There are few days when I can walk into my classroom, and I can exclusively focus on teaching. Being an urban teacher requires me to take on many different roles throughout the course of a day. My main role is an educator, but sometimes first I fulfill many other roles before I begin teaching. Many times I am a nurse, parent, mediator, counselor, and mentor. While my attention is diverted to these different roles time is taken away from my central purpose in school: teaching children. Urban teachers have to deal with much more than just educating our students, and that’s why we can’t walk in to our classrooms and just teach.

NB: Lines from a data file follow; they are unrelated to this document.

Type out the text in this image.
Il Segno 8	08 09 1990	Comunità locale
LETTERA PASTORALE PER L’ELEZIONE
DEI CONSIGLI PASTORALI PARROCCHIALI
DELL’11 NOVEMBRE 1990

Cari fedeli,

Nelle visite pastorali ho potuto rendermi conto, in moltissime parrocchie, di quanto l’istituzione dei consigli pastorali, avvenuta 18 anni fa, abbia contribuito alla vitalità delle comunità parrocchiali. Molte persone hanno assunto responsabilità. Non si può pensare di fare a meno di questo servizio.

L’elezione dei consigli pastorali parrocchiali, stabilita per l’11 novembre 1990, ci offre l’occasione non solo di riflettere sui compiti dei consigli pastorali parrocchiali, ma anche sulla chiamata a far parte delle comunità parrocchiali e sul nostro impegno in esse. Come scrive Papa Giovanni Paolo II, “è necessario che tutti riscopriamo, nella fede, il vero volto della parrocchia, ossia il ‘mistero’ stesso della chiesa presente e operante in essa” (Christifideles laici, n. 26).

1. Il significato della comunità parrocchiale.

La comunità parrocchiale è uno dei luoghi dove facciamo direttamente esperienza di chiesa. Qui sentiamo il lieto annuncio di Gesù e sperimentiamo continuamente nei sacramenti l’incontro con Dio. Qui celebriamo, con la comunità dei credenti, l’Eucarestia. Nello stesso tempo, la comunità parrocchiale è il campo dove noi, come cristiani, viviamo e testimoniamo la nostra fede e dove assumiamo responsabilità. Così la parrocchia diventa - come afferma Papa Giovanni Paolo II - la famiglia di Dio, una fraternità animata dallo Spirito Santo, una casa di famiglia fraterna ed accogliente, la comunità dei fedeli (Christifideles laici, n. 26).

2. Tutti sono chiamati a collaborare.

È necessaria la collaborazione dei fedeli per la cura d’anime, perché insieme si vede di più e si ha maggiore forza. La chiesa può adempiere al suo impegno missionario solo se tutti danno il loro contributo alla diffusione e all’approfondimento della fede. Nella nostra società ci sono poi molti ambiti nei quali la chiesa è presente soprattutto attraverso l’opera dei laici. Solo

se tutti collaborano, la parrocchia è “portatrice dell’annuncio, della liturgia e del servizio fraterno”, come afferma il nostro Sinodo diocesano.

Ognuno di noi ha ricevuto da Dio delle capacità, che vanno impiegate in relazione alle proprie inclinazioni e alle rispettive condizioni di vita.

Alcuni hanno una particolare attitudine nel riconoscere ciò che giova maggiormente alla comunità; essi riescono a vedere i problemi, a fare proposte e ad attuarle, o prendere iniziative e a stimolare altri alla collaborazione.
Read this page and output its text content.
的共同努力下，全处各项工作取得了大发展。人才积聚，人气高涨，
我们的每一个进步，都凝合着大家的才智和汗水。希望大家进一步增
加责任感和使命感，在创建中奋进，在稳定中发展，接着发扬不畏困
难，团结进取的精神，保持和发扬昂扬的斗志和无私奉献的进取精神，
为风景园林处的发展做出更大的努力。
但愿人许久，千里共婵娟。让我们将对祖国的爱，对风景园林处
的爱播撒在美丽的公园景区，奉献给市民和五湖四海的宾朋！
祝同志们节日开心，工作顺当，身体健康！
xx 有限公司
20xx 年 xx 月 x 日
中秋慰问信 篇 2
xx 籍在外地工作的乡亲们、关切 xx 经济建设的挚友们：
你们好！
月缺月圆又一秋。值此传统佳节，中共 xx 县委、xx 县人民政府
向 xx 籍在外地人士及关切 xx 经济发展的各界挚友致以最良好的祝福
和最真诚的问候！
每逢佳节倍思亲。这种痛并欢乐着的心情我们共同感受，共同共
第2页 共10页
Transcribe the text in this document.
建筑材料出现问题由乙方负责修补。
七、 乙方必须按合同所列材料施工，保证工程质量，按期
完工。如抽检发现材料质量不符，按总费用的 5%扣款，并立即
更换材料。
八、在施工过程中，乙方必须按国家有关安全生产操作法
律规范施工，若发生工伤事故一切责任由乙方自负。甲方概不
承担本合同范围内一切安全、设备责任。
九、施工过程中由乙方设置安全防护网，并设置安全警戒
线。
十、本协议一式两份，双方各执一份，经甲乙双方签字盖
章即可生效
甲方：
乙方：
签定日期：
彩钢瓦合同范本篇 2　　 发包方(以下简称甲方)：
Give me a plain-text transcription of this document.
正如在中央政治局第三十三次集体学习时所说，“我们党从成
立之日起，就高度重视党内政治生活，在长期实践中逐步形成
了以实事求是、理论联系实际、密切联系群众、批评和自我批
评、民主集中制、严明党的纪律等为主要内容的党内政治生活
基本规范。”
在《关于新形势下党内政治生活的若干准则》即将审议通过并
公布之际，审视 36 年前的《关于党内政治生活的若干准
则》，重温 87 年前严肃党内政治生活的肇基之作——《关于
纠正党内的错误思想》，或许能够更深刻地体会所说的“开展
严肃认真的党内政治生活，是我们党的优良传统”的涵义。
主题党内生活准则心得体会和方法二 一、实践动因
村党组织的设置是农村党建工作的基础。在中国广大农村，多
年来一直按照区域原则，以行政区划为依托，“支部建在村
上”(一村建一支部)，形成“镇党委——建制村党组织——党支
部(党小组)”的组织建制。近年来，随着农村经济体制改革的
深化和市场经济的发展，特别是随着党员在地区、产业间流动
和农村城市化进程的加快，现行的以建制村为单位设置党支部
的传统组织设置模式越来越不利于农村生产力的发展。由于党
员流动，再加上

Ruby Payne discusses the concept that students in poverty do not follow middle class values in her book A Framework for Understanding Poverty. Basically Ruby’s work focuses on the premise that in our society students come to school with the social and basic academic skills to enter school on a level playing field. Ruby’s experience (and mine, for that matter) with students from low socioeconomic levels prove that this is not true. Students from poverty are not coming in equally prepared as middle class students to learn. And since our schools are based on middle class values, they are set up in a way that is conducive to what middle class students need. This is very frustrating when you are a teacher in a poverty-stricken school, because the needs of our students are much different. Our schools are not equipped to handle the issues urban students face daily.
Issues Students of Poverty Face Daily
- Lack of shelter
- Emotional problems with no access to mental health services
- Untreated health issues with no access to treatment
- Emotional trauma due to environment (e.g. violence)
- Little background knowledge due to less exposure to life experiences
- Lack of social skills
Imagine if the students you taught walked in your classroom and didn’t even have the basic necessities to survive. Imagine if a student came in exhausted day after day because he couldn’t sleep due to the fact that his whole family was held up at gun-point and robbed. Imagine that your students have never left the city in which they were born. Imagine that a student of yours came to school every day after sleeping in a car every night for years. Imagine a student of yours lived with estranged relatives because both of their parents were in jail. Imagine what issues you’d have to deal with if these were your students.
I don’t have to imagine what these students are like, because those are my students- and it is my job to help them break free from what is holding them back so they can learn! Teachers – it is our responsibility to this nation to make it clear to the politicians that students of poverty are behind even before they enter our school buildings. How are teachers and policy makers going to work together to change this inequality in our nation?